One trillion of anything is difficult to imagine. If you were to plant trees spaced ten feet apart, one trillion trees would require about 4,000,000 square miles, more land area than the entire United States. Unfortunately, we have other requirements for much of our land, cities, farms, highways, and we have a lot of desert land and grasslands simply not capable of growing trees. It is estimated that prior to European colonization, only 46% of the United States was forested (mostly east of the Mississippi River and along the west coast.)

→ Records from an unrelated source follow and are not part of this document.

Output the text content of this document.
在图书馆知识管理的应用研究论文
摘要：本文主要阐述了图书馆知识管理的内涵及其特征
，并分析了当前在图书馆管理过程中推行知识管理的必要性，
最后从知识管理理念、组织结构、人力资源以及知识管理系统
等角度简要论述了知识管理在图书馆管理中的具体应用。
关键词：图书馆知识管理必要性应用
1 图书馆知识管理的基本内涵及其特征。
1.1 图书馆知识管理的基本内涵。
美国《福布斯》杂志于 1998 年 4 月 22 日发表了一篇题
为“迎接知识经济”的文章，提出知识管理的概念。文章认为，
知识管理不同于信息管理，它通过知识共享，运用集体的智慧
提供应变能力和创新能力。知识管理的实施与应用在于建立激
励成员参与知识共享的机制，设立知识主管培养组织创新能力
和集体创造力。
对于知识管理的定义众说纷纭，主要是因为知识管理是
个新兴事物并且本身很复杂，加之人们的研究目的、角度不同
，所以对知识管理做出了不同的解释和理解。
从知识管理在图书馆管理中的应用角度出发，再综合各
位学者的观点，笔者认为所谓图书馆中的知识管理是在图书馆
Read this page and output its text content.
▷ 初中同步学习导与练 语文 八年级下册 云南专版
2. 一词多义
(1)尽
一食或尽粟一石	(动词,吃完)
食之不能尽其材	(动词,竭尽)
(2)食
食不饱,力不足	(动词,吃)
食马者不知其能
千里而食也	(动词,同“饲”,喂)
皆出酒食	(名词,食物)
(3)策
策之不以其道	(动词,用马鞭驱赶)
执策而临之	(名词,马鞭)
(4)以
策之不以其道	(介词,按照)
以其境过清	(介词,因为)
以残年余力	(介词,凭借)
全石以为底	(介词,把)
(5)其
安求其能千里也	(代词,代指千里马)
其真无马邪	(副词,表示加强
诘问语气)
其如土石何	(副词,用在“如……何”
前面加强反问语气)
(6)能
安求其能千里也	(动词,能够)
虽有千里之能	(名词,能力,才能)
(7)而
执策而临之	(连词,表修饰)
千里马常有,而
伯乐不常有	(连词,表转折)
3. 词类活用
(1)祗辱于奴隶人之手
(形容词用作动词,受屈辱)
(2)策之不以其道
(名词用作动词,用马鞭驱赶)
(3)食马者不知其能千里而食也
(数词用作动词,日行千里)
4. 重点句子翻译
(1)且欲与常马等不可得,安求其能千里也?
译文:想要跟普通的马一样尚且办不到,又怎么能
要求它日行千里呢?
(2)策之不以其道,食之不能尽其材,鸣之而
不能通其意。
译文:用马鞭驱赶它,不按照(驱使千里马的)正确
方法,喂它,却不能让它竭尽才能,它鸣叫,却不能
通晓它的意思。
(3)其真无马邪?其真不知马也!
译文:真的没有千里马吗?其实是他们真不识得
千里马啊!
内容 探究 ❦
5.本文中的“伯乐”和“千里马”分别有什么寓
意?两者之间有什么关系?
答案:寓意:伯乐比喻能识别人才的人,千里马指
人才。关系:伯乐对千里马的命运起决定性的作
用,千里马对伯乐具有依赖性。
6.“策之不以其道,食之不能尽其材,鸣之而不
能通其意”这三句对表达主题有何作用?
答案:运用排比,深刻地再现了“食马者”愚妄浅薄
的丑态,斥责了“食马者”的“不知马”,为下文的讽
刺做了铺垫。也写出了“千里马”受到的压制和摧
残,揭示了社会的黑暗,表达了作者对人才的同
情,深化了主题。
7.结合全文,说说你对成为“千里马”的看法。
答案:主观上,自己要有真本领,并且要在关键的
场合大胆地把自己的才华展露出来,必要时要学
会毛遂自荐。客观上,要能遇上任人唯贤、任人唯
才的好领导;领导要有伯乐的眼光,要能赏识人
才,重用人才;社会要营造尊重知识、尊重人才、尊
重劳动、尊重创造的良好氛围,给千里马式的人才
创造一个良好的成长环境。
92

The amount of forested land in the US reached its low point around 1955, and since 1990 we have been reforested about 30,000 square miles of land in total. By the way, “reforestation” does not include lands where trees have been harvested but remain in a “forestry” use. That is, the intent is for the forest to grow back.
Elsewhere around the globe, we have to look for other places to plant our one trillion trees. But before we can do that, it would be necessary to halt deforestation practices taking place in some of the most vibrant ecosystems on the planet, especially the Amazon and Indonesia. Since 1970, over 270,000 square miles of the Amazon have been deforested, an area the size of Texas. If the goal is to plant one trillion trees to reforest four million square miles, it would first make sense not to make the job more difficult by adding to what we need to replant.
The logistics of managing a global operation of planting one trillion trees face the political aspect of climate change policies. Amazon deforestation is not done for generating tree products but done to gain access to tillable soil for farms or pasture. A process that we in the United States were guilty of throughout the colonization process, primarily from the 18th through early 20th centuries. It is hard to ask other nations, with their own societal issues, to “don't do that" when you only recently stopped yourself. More tillable land and pasture are needed to feed our still burgeoning global population. For most third world countries, the choice of planting trees versus feeding your people is not really up for debate.
Let's say we do find a way to plant one trillion trees. The world will be a much greener place, but what happens in 50-80 years when these trees mature? Remember our old friend the carbon cycle? If the trees die and fall to the ground, a small part of that carbon will be incorporated into the soil, but most of the trees will decay, and that CO2 will go right back into our atmosphere.
Making the concept of a "green CO2 sponge" workable would require that those trees be harvested and sequestered in some semi-permanent form. Housing perhaps? I don't know. I have not seen any long-term plan for what to do with all the atmospheric CO2 turned into tree biomass.
"Green sponging" our way out of climate change could work but will require a considerable amount of global cooperation. It will only truly make sense as part of a comprehensive plan that includes eliminating the creation of vast quantities of greenhouse gases and the need for the sponge. We have to live within the global carbon cycle limits, whether we like it or not.